Le blocus du détroit d’Ormuz a des répercussions inattendues sur la santé publique en France. Les règles du marché mondial du plastique, fortement perturbées par ce conflit, déclenchent des inquiétudes majeures sur l’approvisionnement des équipements médicaux. Alors que les prix des carburants flambent, une autre crise se profile : celle des fournitures médicales.
Les polymères et polypropylènes, matériaux essentiels à la fabrication de seringues, poches à perfusion et autres dispositifs médicaux, pourraient devenir des biens rares. Joseph Tayefeh, secrétaire général de Plastalliance, souligne que ces matières doivent répondre à des normes de « pureté extrême ». Cela en fait des produits de plus en plus coûteux et difficilement accessibles.
« La crise d’Ormuz impacte réellement l’économie mondiale de la plasturgie. La production médicale, notamment, est touchée et pourrait s’en trouver limitée », explique Tayefeh. Bien que certains équipements continuent d’être fabriqués en France, la majorité reste importée, notamment de Chine.
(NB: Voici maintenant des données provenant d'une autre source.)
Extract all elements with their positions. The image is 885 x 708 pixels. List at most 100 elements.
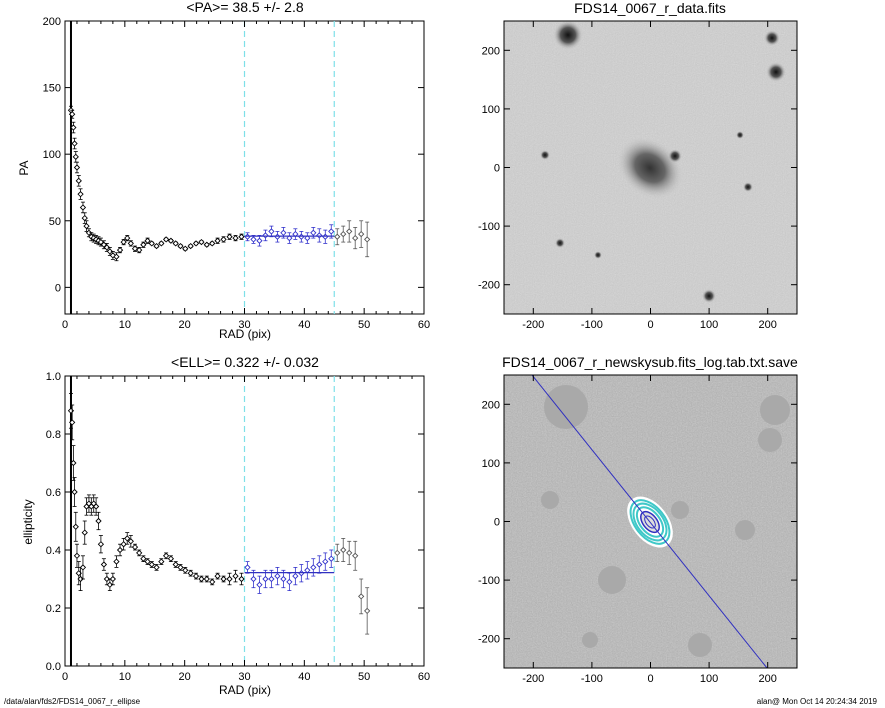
data-point (256, 581, 263, 588)
data-point (262, 232, 269, 239)
pa-profile-chart: <PA>= 38.5 +/- 2.8 RAD (pix) PA 0 10 20 30 4… (17, 0, 430, 341)
data-point (158, 240, 165, 247)
x-tick-label: 40 (298, 319, 310, 331)
data-point (203, 575, 210, 583)
data-point (103, 575, 111, 583)
data-point (97, 541, 105, 548)
star (743, 182, 753, 192)
ell-x-axis-label: RAD (pix) (219, 683, 271, 697)
pa-chart-title: <PA>= 38.5 +/- 2.8 (186, 0, 303, 15)
data-point (232, 572, 239, 580)
y-tick-label: 50 (49, 216, 61, 228)
data-point (113, 253, 120, 260)
data-point (250, 575, 257, 583)
data-point (71, 140, 78, 147)
data-point (209, 240, 216, 247)
data-point (69, 111, 76, 118)
data-point (203, 241, 210, 248)
data-point (120, 541, 127, 548)
data-point (116, 546, 124, 554)
data-point (310, 564, 317, 571)
data-point (172, 561, 179, 568)
data-point (75, 177, 82, 184)
x-tick-label: 0 (647, 673, 653, 685)
data-point (162, 552, 170, 559)
x-tick-label: -100 (581, 673, 603, 685)
data-point (304, 234, 311, 242)
y-tick-label: 100 (43, 149, 61, 161)
data-point (182, 567, 189, 574)
x-tick-label: 0 (62, 671, 68, 683)
y-tick-label: -100 (478, 575, 500, 587)
star (702, 289, 716, 303)
data-point (274, 233, 281, 240)
ell-chart-title: <ELL>= 0.322 +/- 0.032 (171, 354, 319, 370)
data-point (148, 561, 155, 568)
x-tick-label: 10 (119, 319, 131, 331)
y-tick-label: -200 (478, 280, 500, 292)
data-point (70, 124, 77, 131)
y-tick-label: 0.8 (46, 429, 61, 441)
central-galaxy (616, 136, 684, 200)
x-tick-label: 10 (119, 671, 131, 683)
data-point (256, 237, 263, 244)
data-point (124, 234, 131, 242)
data-point (220, 575, 227, 583)
data-point (162, 236, 170, 243)
y-tick-label: 0 (55, 282, 61, 294)
data-point (250, 236, 257, 243)
data-point (72, 153, 79, 160)
data-point (103, 244, 111, 251)
star (594, 251, 602, 259)
data-point (100, 561, 108, 568)
x-tick-label: 60 (418, 319, 430, 331)
data-point (113, 558, 120, 565)
data-point (198, 238, 205, 246)
data-point (238, 233, 245, 240)
y-tick-label: -200 (478, 634, 500, 646)
data-point (131, 543, 139, 551)
star (736, 131, 744, 139)
data-fits-image-panel: FDS14_0067_r_data.fits -200 -100 0 100 200 -2… (478, 0, 798, 331)
data-point (124, 535, 131, 542)
data-point (310, 229, 317, 236)
star (668, 149, 682, 163)
data-point (69, 419, 76, 426)
data-point (187, 570, 194, 577)
data-point (298, 233, 305, 240)
x-tick-label: -200 (522, 319, 544, 331)
data-point (280, 575, 287, 583)
data-point (286, 234, 293, 242)
star (766, 62, 786, 82)
x-tick-label: 100 (700, 673, 718, 685)
data-point (95, 517, 102, 525)
y-tick-label: 100 (482, 458, 500, 470)
data-point (364, 236, 371, 243)
data-point (148, 240, 155, 247)
footer-timestamp: alan@ Mon Oct 14 20:24:34 2019 (756, 697, 877, 706)
y-tick-label: 0.6 (46, 487, 61, 499)
masked-regions (541, 385, 790, 657)
data-point (346, 549, 353, 557)
data-point (79, 564, 87, 571)
data-point (136, 246, 143, 254)
data-point (214, 237, 221, 244)
data-point (328, 555, 335, 562)
data-point (292, 572, 299, 580)
data-point (192, 240, 200, 247)
y-tick-label: -100 (478, 221, 500, 233)
data-point (328, 228, 335, 235)
data-point (346, 228, 353, 235)
data-point (182, 245, 189, 252)
ellipticity-profile-chart: <ELL>= 0.322 +/- 0.032 RAD (pix) ellipti… (21, 354, 430, 697)
data-point (79, 204, 87, 211)
y-tick-label: 200 (482, 399, 500, 411)
data-point (177, 242, 184, 250)
data-point (286, 578, 293, 586)
data-point (364, 607, 371, 615)
pa-y-axis-label: PA (17, 160, 31, 175)
x-tick-label: 20 (179, 319, 191, 331)
data-point (81, 214, 88, 222)
data-point (209, 578, 216, 586)
skysub-image-panel: FDS14_0067_r_newskysub.fits_log.tab.txt.… (478, 354, 798, 685)
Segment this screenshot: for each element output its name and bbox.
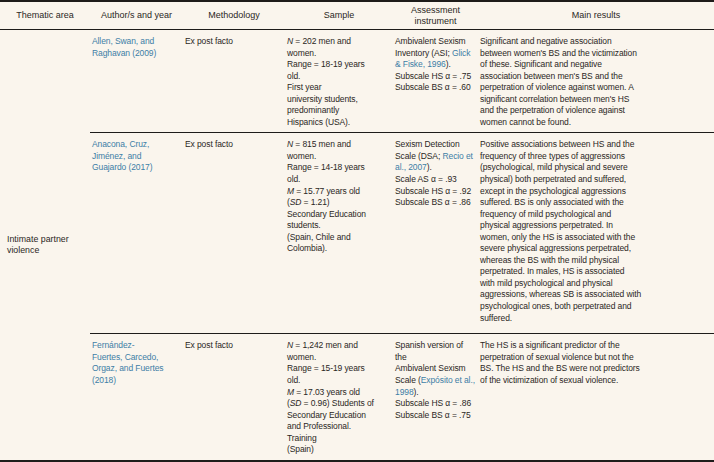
- main-results-cell: Positive associations between HS and the…: [478, 139, 714, 329]
- text-segment: M: [287, 186, 294, 196]
- sample-cell: N = 202 men and women. Range = 18-19 yea…: [285, 36, 393, 128]
- table-header-row: Thematic area Author/s and year Methodol…: [0, 2, 714, 30]
- sample-cell: N = 1,242 men and women. Range = 15-19 y…: [285, 340, 393, 455]
- text-segment: SD: [290, 197, 302, 207]
- thematic-area-cell: Intimate partner violence: [0, 30, 90, 460]
- paper-page: Thematic area Author/s and year Methodol…: [0, 0, 714, 462]
- text-segment: M: [287, 387, 294, 397]
- table-row: Fernández- Fuertes, Carcedo, Orgaz, and …: [90, 333, 714, 459]
- table-row: Anacona, Cruz, Jiménez, and Guajardo (20…: [90, 132, 714, 333]
- text-segment: = 1,242 men and women. Range = 15-19 yea…: [287, 340, 365, 385]
- main-results-cell: The HS is a significant predictor of the…: [478, 340, 714, 455]
- assessment-cell: Sexism Detection Scale (DSA; Recio et al…: [393, 139, 478, 329]
- text-segment: = 202 men and women. Range = 18-19 years…: [287, 36, 365, 127]
- authors-citation[interactable]: Fernández- Fuertes, Carcedo, Orgaz, and …: [90, 340, 183, 455]
- methodology-cell: Ex post facto: [183, 36, 285, 128]
- study-rows: Allen, Swan, and Raghavan (2009) Ex post…: [90, 30, 714, 460]
- text-segment: = 0.96) Students of Secondary Education …: [287, 398, 374, 454]
- header-sample: Sample: [285, 2, 393, 29]
- table-body: Intimate partner violence Allen, Swan, a…: [0, 30, 714, 460]
- authors-citation[interactable]: Allen, Swan, and Raghavan (2009): [90, 36, 183, 128]
- main-results-cell: Significant and negative association bet…: [478, 36, 714, 128]
- header-assessment-instrument: Assessment instrument: [393, 2, 478, 29]
- assessment-cell: Spanish version of the Ambivalent Sexism…: [393, 340, 478, 455]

Or, face à la situation actuelle, les usines chinoises commencent elles aussi à diminuer leur production en raison de problèmes d'approvisionnement locaux.
Des conséquences alarmantes sur le terrain
Des entreprises locales éprouvent déjà des difficultés pour se fournir. Un adhérent de Plastalliance a récemment reçu un avis d’interruption de livraison. Alors que l’hôpital maintient un besoin constant de matériel, les stocks sont menacés d’épuisement, laissant planer le doute sur les capacités à traiter les patients dans un proche avenir.
Le ministère de la Santé, contacté par 20 Minutes, tente de rassurer la population et assure qu'aucune rupture d'approvisionnement n'est constatée à ce jour. Toutefois, des risques à moyen terme restent possibles, incluant une aggravation des coûts des matières premières et des retards de fourniture.
Une vigilance accrue requise
Malgré ces proclamations, la méfiance persiste. Tayefeh interpelle le gouvernement sur la nécessité d'une communication claire : « Combien de temps tiendront nos stocks ? Quel est l'état réel des supplies médicaux ? » Ces incertitudes posent véritablement la question de notre préparation à une crise d’approvisionnement dans un secteur crucial pour la santé publique.